India is one of Nigeria’s oil biggest importers but the South Asian country is stricken with environmental pollution menace emanating from vehicle emission and industrial waste. And as part of Indian government’s efforts to curtail the pollution, it has joined the 2030 EV goal, aiming to make the country 100% electric vehicle nation 30 years from now.
This, like every other step the world has taken toward cleaner energy spells doom for Nigeria’s oil-based economy. The Africa’ biggest oil producer has recorded little gain in its effort to diversify its economy. Though President Muhammadu Buhari’s administration has been advocating agriculture as a way out, it seems more like re-echoing an age old mantra as infrastructural deficiencies and poor farming mechanisms stand in the way of progress.
The plunge in oil prices forced the Nigerian government to slash its oil benchmark from $57 to $30bp and cut 20% of the capital budget.

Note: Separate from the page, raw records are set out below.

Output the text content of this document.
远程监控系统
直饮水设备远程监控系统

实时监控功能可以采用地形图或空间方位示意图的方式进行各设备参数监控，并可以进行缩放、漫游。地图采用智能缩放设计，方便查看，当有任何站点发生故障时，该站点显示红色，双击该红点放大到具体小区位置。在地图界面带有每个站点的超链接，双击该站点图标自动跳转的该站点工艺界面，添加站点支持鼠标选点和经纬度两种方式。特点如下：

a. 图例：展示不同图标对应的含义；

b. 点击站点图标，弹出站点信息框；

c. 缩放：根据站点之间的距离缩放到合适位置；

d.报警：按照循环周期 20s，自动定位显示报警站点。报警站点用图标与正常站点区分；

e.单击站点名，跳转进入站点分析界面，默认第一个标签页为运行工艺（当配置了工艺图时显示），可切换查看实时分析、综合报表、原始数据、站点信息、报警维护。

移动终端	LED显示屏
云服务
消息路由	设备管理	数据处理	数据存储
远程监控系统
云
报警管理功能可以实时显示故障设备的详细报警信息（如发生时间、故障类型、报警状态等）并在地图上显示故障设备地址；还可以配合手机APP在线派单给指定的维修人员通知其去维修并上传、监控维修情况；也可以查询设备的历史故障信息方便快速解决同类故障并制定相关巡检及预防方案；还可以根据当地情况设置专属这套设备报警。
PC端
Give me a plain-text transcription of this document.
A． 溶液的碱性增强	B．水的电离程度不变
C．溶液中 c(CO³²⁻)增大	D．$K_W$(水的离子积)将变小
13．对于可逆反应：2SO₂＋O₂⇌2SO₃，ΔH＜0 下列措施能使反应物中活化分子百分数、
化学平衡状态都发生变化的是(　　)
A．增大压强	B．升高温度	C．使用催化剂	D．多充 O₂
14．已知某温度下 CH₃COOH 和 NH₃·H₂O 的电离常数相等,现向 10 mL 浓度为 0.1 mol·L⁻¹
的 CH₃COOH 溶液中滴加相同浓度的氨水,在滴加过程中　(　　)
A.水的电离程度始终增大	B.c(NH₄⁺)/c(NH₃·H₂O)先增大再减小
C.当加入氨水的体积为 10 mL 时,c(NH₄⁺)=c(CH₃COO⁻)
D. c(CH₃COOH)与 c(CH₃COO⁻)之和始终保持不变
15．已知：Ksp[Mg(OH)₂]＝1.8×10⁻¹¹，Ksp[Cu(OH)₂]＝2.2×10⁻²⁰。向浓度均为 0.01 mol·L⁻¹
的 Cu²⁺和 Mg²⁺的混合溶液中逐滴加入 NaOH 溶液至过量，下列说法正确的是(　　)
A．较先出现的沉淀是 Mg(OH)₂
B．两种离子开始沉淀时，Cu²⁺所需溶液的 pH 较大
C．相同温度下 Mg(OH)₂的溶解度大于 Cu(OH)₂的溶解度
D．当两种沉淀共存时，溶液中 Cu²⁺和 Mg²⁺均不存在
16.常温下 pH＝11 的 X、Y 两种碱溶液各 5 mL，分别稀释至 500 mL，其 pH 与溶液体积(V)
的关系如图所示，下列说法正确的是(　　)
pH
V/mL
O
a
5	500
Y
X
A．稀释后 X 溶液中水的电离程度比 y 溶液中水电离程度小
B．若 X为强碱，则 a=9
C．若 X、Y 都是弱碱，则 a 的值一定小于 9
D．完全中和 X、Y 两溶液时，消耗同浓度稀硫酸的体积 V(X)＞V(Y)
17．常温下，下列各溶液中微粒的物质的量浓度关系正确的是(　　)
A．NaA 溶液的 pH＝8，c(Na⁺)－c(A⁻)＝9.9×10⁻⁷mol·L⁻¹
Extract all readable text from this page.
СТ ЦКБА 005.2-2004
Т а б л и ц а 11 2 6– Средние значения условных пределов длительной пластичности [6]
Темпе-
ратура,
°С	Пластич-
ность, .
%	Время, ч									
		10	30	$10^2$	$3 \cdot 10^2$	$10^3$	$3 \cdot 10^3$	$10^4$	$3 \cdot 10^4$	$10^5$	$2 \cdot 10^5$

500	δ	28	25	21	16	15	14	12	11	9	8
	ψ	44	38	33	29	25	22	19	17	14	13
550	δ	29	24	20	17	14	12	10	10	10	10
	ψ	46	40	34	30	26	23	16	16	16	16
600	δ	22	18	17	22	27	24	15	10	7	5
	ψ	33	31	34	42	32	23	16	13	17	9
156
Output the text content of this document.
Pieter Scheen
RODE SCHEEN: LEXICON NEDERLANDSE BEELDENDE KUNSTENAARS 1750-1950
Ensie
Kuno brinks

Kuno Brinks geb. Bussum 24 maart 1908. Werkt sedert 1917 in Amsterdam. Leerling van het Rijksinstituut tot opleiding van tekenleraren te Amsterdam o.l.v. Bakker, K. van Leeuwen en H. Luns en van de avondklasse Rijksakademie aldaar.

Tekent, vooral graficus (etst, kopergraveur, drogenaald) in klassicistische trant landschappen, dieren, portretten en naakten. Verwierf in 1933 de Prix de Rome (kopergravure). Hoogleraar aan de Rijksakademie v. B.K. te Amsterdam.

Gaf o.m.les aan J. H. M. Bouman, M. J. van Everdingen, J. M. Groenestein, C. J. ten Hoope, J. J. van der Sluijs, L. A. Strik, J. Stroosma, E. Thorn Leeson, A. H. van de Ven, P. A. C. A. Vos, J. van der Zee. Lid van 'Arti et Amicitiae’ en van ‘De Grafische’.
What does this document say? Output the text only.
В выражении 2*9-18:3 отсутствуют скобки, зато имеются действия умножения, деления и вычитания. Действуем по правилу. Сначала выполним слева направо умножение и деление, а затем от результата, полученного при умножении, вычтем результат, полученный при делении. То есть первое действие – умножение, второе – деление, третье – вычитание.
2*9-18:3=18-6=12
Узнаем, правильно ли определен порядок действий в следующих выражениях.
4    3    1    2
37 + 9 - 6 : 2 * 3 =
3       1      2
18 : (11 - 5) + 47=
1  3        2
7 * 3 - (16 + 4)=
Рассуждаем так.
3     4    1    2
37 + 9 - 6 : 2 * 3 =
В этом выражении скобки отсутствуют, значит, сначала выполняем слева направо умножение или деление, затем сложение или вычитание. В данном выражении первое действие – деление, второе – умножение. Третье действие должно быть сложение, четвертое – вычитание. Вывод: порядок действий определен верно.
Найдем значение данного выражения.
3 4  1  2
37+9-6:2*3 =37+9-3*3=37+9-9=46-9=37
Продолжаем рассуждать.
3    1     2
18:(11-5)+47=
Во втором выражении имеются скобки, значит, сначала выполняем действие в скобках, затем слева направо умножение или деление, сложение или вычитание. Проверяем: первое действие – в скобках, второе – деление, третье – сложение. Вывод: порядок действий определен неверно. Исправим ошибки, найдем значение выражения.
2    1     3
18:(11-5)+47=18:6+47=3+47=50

Against this backdrop, the country is borrowing to fund its infrastructural projects and recurrent expenditure, which depicts more financial troubles for the coming years.
While transition to cleaner energy is a discussion for future generations in Nigeria, energy economics experts have called on the government to shift focus from oil and consider technology among other choices to avoid the looming doom.
“We need to get our economics right and have a judicious balance between politics and economics in order to transform our country. Politics should no longer outweigh economics and technological considerations.
“We need to look away from oil as a revenue generator but as value addition to the development of Nigeria. Countries have done it. Our federal constitution is about sharing and not producing. We should rework our constitution to bake the cake and not share the cake.
“Take a holistic view of our production, example in agriculture. Add value to agriculture and not the way it is talked about now,” former president of Nigerian Association of Energy Economics, NAEE, Prof. Akin Iwayemi said.